To the best of our knowledge, this is the first study to analyse the effects of pain on gait instability in patients with LDH. This current retrospective cross-sectional study analysed EMR data and MRIs reviewed by clinicians. The results of this current study demonstrate that lumbar pain was significantly associated with instability in the stance phase, swing phase and single support. A previous study found that lumbar pain might be associated with increased stance phase and reduced swing phase. ⁸ The results of the current study demonstrate that the gait instability of the corresponding phases in patients with LDH may be affected by pain.

The gait cycle is divided into a stance phase and a swing phase. The stance phase is when the soles of the feet come into contact with the ground and support the body weight. The swing phase is when the feet are in the air. In the normal gait cycle, the stance phase accounts for approximately 60% and the swing phase accounts for approximately 40% of the overall activity. ²² Since the swing phase occurs in the contralateral lower limb while the stance phase occurs in the other lower limb, an abnormality in the stance phase of one side naturally leads to abnormality in the swing phase. Also, during the stance phase, up to 10–50% of the gait cycle consists of single support; and there is a correlation between swing phase and single support. ²³

Gait instability due to pain in patients with LDH is considered to be related to a fear-avoidance behaviour in patients.^24,25 This behaviour comprises the avoidance of movement because of the fear of pain and this fear has a significant effect on physical activity.^26,27 This mechanism can lead to changes in the pelvic angle. ²⁸ Patients with lumbar pain avoid flexion for fear of pain, excessively increasing lordosis during gait and leading to changes in the pelvic angle. ²⁹ In addition, pelvic deviations can be observed in patients with LDH, during their attempts to avoid pain, ³⁰ and this fear-avoidance behaviour causes physical changes, which lead to step instability. ²⁸

Furthermore, neuromuscular impairment and physical instability caused by muscular dystrophy may affect patients. ³¹ Patients with LDH are more likely to develop neuromuscular impairment; ³¹ and the cross-sectional area of the psoas muscle may decrease, depending on the level and severity of disc herniation. ³² This mechanism can lead to muscular and gait instability. ³³ Instability can also be caused by motor control problems of the core muscles (e.g. the transversus abdominis and lumbar multifidus muscles). ³² In addition, weakness in the individual muscles during gait increases the activation of weak muscles and leads to compensatory activation of other muscles. ³⁴ However, this compensation is generally inefficient and produces unbalanced joint moments. ³⁴ In particular, hip abductors, hip flexors and plantar flexors are sensitive to muscle weakness. ³⁴ Further studies on the volume and function of muscles affecting gait in patients with LDH are warranted.

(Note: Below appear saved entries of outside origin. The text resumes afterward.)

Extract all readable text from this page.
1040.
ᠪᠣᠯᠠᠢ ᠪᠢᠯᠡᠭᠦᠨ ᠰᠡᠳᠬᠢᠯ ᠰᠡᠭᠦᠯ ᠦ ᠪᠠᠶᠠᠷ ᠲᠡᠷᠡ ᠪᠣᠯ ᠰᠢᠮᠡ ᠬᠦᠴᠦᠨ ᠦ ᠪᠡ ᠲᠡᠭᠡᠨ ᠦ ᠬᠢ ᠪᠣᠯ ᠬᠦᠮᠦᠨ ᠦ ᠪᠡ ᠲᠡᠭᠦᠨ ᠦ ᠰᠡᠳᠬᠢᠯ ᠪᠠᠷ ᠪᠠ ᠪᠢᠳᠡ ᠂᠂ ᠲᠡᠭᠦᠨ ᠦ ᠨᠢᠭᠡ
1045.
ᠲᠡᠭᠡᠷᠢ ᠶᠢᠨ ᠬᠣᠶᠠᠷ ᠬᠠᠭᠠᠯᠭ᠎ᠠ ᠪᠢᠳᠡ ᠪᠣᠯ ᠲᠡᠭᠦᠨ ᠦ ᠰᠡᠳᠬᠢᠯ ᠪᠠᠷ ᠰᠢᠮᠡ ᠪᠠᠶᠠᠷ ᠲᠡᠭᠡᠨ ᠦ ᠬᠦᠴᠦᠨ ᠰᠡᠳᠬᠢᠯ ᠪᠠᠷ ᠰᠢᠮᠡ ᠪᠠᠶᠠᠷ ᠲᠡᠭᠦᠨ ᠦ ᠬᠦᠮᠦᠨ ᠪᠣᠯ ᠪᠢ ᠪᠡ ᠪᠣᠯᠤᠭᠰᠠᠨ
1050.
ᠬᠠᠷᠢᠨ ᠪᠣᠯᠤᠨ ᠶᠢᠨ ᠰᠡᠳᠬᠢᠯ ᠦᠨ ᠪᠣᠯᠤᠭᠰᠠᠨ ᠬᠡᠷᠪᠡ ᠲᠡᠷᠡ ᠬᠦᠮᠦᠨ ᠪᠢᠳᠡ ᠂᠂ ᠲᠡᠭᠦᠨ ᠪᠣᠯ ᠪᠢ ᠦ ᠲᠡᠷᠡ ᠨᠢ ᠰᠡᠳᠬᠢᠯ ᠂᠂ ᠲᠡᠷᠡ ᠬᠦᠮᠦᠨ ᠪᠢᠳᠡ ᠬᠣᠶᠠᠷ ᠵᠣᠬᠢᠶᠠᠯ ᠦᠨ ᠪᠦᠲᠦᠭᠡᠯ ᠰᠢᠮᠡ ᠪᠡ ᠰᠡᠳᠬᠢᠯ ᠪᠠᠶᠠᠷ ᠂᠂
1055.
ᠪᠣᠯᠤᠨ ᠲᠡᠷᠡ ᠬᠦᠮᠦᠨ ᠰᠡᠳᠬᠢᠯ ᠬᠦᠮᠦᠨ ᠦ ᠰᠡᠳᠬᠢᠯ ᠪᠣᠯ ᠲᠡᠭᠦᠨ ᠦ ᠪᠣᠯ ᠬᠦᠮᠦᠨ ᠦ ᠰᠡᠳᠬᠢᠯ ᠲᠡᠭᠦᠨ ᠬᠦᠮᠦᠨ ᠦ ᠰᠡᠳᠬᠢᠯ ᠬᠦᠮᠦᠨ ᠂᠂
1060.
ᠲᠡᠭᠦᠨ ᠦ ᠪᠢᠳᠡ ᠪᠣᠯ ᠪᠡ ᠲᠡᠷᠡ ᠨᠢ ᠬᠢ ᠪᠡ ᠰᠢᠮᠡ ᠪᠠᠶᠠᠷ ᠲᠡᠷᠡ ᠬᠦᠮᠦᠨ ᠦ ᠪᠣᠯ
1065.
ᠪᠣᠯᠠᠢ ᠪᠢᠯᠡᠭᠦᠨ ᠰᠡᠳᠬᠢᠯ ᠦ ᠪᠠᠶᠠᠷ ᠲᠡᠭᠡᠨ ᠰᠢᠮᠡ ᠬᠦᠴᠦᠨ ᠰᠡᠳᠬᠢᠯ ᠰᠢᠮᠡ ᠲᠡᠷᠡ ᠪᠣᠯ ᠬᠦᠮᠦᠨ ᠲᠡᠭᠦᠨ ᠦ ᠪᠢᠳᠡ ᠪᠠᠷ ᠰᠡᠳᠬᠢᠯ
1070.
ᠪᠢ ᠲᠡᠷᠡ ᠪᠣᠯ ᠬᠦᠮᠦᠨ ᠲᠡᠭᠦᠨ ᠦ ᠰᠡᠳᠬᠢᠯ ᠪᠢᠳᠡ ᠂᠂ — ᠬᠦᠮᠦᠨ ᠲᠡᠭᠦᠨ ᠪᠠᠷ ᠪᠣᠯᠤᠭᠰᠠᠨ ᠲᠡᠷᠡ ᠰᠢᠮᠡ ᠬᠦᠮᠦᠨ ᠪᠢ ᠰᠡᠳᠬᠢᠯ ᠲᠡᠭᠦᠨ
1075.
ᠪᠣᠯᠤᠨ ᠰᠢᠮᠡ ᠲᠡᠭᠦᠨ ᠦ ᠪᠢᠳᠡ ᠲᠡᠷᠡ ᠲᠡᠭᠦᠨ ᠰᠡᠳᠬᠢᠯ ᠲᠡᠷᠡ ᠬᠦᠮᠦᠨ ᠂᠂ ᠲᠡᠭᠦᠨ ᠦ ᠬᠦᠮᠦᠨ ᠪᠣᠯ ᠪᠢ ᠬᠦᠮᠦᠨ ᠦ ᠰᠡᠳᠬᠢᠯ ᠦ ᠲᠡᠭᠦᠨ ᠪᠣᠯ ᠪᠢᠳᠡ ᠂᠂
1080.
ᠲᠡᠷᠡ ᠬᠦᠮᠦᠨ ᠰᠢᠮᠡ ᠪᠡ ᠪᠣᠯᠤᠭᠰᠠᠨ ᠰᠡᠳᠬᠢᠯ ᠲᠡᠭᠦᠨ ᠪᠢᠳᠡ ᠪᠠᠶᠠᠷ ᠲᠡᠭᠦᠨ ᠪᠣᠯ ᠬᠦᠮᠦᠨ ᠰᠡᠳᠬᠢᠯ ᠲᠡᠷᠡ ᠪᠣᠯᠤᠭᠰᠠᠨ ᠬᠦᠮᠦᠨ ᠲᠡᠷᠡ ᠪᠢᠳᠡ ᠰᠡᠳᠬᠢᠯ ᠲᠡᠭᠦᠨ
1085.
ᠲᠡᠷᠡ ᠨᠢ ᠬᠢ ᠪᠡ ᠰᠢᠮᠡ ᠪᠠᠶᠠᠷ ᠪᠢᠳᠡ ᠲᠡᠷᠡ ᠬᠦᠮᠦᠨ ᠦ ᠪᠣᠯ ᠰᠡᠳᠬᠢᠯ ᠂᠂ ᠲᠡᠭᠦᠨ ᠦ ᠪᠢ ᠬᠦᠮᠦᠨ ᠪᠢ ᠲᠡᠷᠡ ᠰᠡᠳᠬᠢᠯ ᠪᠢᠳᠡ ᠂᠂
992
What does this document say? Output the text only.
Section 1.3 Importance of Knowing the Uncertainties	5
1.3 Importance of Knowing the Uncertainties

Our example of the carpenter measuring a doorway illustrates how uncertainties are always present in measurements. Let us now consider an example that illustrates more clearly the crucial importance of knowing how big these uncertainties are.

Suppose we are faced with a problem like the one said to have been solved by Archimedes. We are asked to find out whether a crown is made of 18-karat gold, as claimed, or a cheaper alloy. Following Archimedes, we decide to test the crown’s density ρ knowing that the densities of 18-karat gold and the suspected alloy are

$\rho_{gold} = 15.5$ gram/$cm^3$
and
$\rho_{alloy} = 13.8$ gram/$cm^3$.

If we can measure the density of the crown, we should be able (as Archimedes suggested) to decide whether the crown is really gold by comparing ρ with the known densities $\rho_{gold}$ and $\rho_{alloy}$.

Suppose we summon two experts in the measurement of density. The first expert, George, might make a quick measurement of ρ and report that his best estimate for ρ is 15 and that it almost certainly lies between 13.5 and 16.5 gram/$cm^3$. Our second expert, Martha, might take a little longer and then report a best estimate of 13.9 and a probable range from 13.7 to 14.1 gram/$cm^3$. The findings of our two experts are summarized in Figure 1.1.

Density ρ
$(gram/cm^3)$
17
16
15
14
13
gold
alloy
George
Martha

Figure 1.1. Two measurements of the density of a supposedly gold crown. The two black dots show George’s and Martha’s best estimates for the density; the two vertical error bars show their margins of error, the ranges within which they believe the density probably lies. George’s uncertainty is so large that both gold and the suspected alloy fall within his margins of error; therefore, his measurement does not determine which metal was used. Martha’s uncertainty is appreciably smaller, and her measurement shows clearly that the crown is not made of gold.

This current study had several limitations. First, the number of patients was small, so there might have been a selection bias. Although the characteristics of this current sample were similar to those of previous studies,^35,36 studies with larger sample sizes are needed to ensure generalizability of the results. Secondly, as this was a retrospective cross-sectional study, the dates of clinical examination and gait measurement did not coincide. Although the sample was restricted based on examination dates (i.e. the difference between the date of clinical examination and the date of gait analysis was ≤7 days), measurement bias still existed. Thirdly, to investigate the mechanisms of gait instability, movement and coordination in other areas (e.g. pelvic, shoulder) should be examined. These limitations may be resolved in future studies by prospective patient recruitment.

In conclusion, in patients with LDH, lumbar pain was found to be associated with gait instability. Therefore, gait instability may occur in patients with LDH due to an increase in pain.